The result of such unwarranted climate panic is high energy costs that only worsen the climate vulnerability of the billions of world citizens who were not as lucky at the lottery of birth as you and me. In fact, the world may have already set itself up for an extended period of high inflation and stagnating poverty alleviation as deeply unpragmatic energy policy fails to support the energy needs of 6.7 billion developing world citizens seeking to achieve decent living standards (here set to 1000 $/month).

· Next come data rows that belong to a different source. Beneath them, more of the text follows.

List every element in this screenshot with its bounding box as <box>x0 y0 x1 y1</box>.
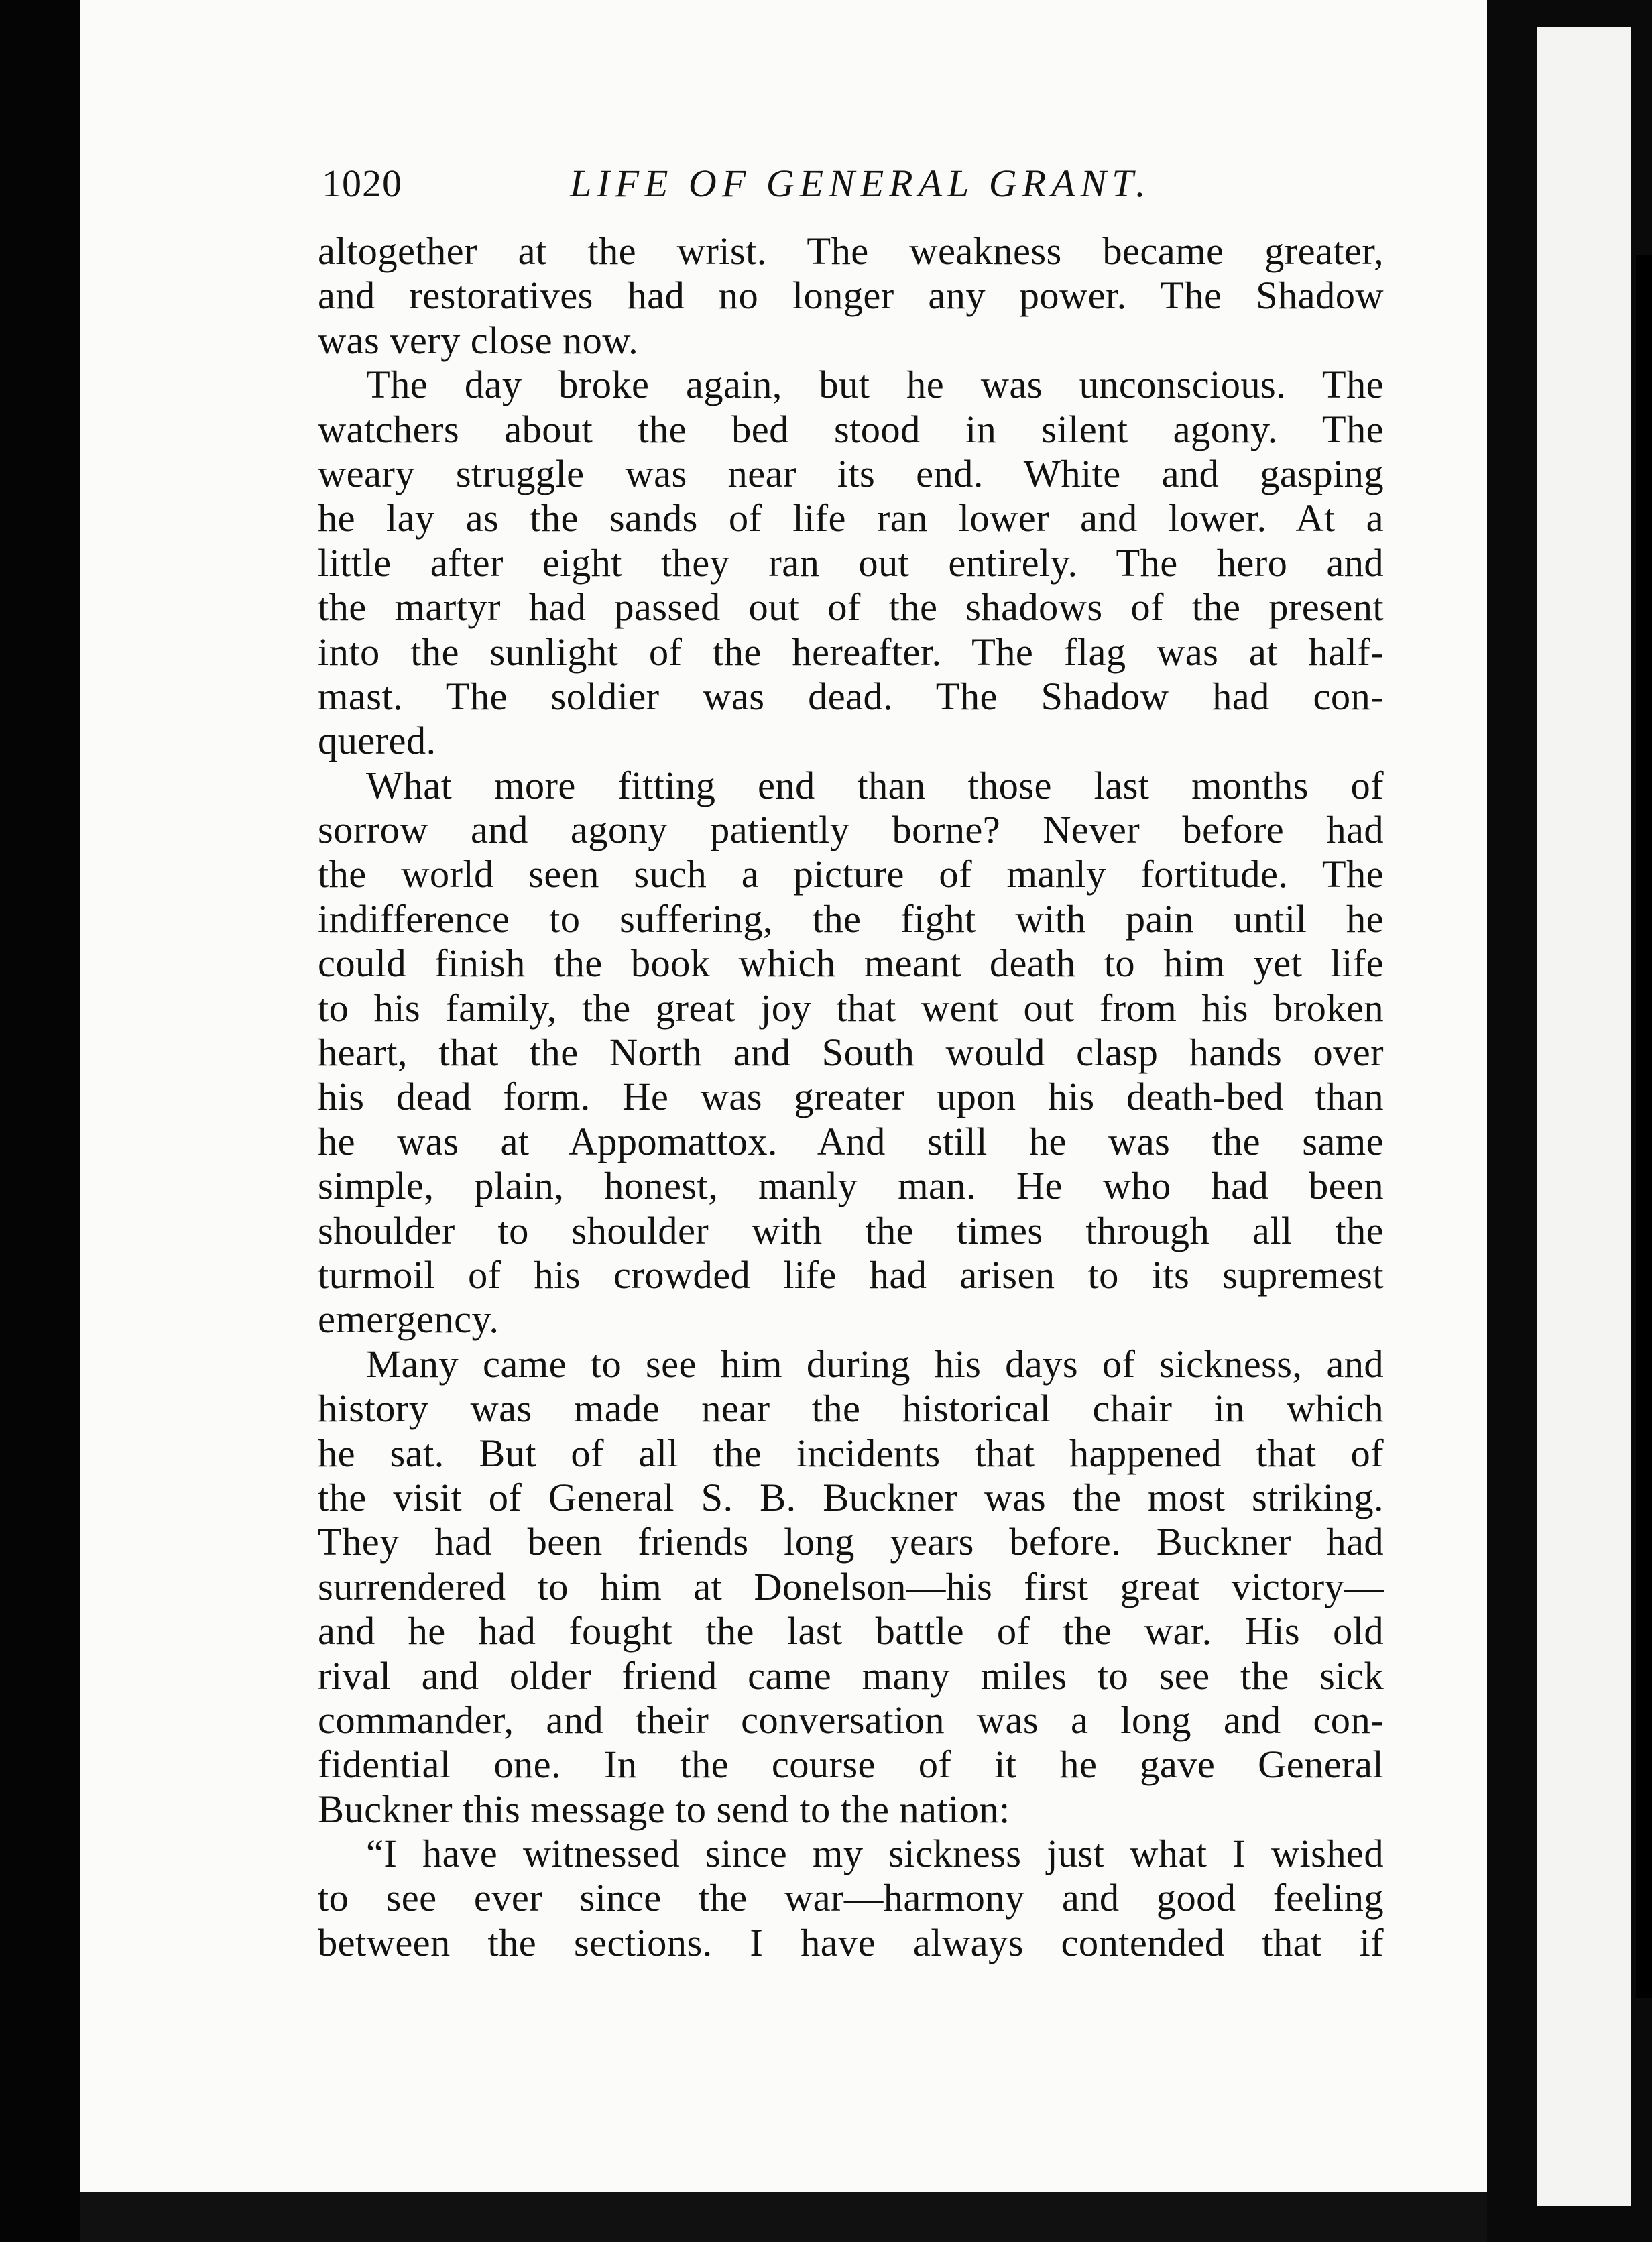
text-line: surrendered to him at Donelson—his first great victory— <box>318 1564 1384 1608</box>
text-line: the visit of General S. B. Buckner was the most striking. <box>318 1475 1384 1519</box>
text-line: “I have witnessed since my sickness just what I wished <box>366 1832 1384 1876</box>
running-head <box>322 161 1381 215</box>
text-line: What more fitting end than those last months of <box>366 763 1384 807</box>
text-line: he sat. But of all the incidents that happened that of <box>318 1431 1384 1475</box>
text-line: between the sections. I have always contended that if <box>318 1920 1384 1964</box>
scan-border-left <box>0 0 80 2242</box>
text-line: he lay as the sands of life ran lower and lower. At a <box>318 496 1384 540</box>
text-line: They had been friends long years before. Buckner had <box>318 1520 1384 1564</box>
text-line: the world seen such a picture of manly fortitude. The <box>318 852 1384 896</box>
text-line: the martyr had passed out of the shadows of the present <box>318 585 1384 630</box>
text-line: he was at Appomattox. And still he was the same <box>318 1119 1384 1163</box>
page-number: 1020 <box>322 162 402 205</box>
text-line: into the sunlight of the hereafter. The flag was at half- <box>318 630 1384 674</box>
text-line: weary struggle was near its end. White and gasping <box>318 451 1384 495</box>
text-line: indifference to suffering, the fight with pain until he <box>318 896 1384 941</box>
text-line: and he had fought the last battle of the war. His old <box>318 1609 1384 1653</box>
text-line: history was made near the historical chair in which <box>318 1386 1384 1431</box>
text-line: his dead form. He was greater upon his death-bed than <box>318 1075 1384 1119</box>
text-line: rival and older friend came many miles to see the sick <box>318 1653 1384 1698</box>
running-title: LIFE OF GENERAL GRANT. <box>570 162 1151 205</box>
text-line: The day broke again, but he was unconscious. The <box>366 363 1384 407</box>
text-line: sorrow and agony patiently borne? Never before had <box>318 808 1384 852</box>
body-text <box>318 229 1384 1965</box>
adjacent-page-edge <box>1537 27 1631 2206</box>
text-line: Many came to see him during his days of sickness, and <box>366 1342 1384 1386</box>
text-line: emergency. <box>318 1297 499 1342</box>
text-line: heart, that the North and South would clasp hands over <box>318 1030 1384 1075</box>
text-line: quered. <box>318 719 436 763</box>
text-line: mast. The soldier was dead. The Shadow had con- <box>318 674 1384 718</box>
text-line: watchers about the bed stood in silent agony. The <box>318 407 1384 451</box>
text-line: was very close now. <box>318 318 639 362</box>
text-line: altogether at the wrist. The weakness became greater, <box>318 229 1384 273</box>
scan-border-bottom <box>80 2192 1487 2242</box>
adjacent-page-rule <box>1636 255 1652 1998</box>
text-line: commander, and their conversation was a long and con- <box>318 1698 1384 1742</box>
text-line: to his family, the great joy that went out from his broken <box>318 986 1384 1030</box>
text-line: to see ever since the war—harmony and good feeling <box>318 1876 1384 1920</box>
text-line: little after eight they ran out entirely. The hero and <box>318 540 1384 585</box>
text-line: Buckner this message to send to the nation: <box>318 1787 1010 1831</box>
text-line: fidential one. In the course of it he gave General <box>318 1743 1384 1787</box>
text-line: could finish the book which meant death to him yet life <box>318 941 1384 986</box>
text-line: simple, plain, honest, manly man. He who had been <box>318 1164 1384 1208</box>
text-line: turmoil of his crowded life had arisen to its supremest <box>318 1252 1384 1297</box>
text-line: shoulder to shoulder with the times through all the <box>318 1208 1384 1252</box>
text-line: and restoratives had no longer any power. The Shadow <box>318 274 1384 318</box>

That is yet another reason why pragmatic energy policies seeking to reduce CO2 emissions at the lowest possible practical and economic penalty are so much more advantageous than the current obsession with net zero.
Final Thoughts
In summary, the new version of Six Degrees has convinced me that climate change does not deserve its most popular alarmist labels:
- Emergency (something dangerous or serious, such as an accident, that happens suddenly or unexpectedly and needs fast action in order to avoid harmful results). Climate change is not a sudden or unexpected threat that can be avoided by fast action. We have known it for decades, and mitigation actions taken today are complex cost-benefit trade-offs with climate effects that only become visible decades down the line.
- Crisis (a time of great disagreement, confusion, or suffering). Yes, there is considerable disagreement and confusion about climate change, but the term “climate crisis” is generally used to imply massive suffering and damage. As described above, climate damages (compensated by some positive effects) are far milder than the term “crisis” implies.
- Disaster (an event that results in great harm, damage, or death, or serious difficulty). Climate change is not an event. It is a gradual change in average weather patterns that can accumulate considerable damages over many decades if we handle these changes poorly.
Such sensationalist words imply that we must prioritize climate change mitigation above all else, no matter the cost — an approach that is as bad as doing nothing. In fact, it can be far worse due to the socio-economic inefficiencies caused by climate panic. For example, if drastic climate action harms economic upliftment, total climate damages may actually increase with more action because poor communities (where almost all future population growth will be concentrated) are subject to far greater climate vulnerability than rich communities.

It’s time to take a collective deep breath and approach the climate optimization problem with a new sense of pragmatic calm. Denial is dangerous, alarmism is even more dangerous, and the gross inefficiency caused by these extreme groups screaming at each other only makes things worse. Instead, we should consciously target the wide and achievable optimal zone in the middle, probably between two and three degrees.
If we manage to stabilize the global climate in that optimal zone this century without hurting economic upliftment through climate panic, our 22nd-century descendants can have no complaints. In fact, they may even thank us for leaving them a moderately warmer planet with a more active carbon cycle and an economy granting high climate resilience to all.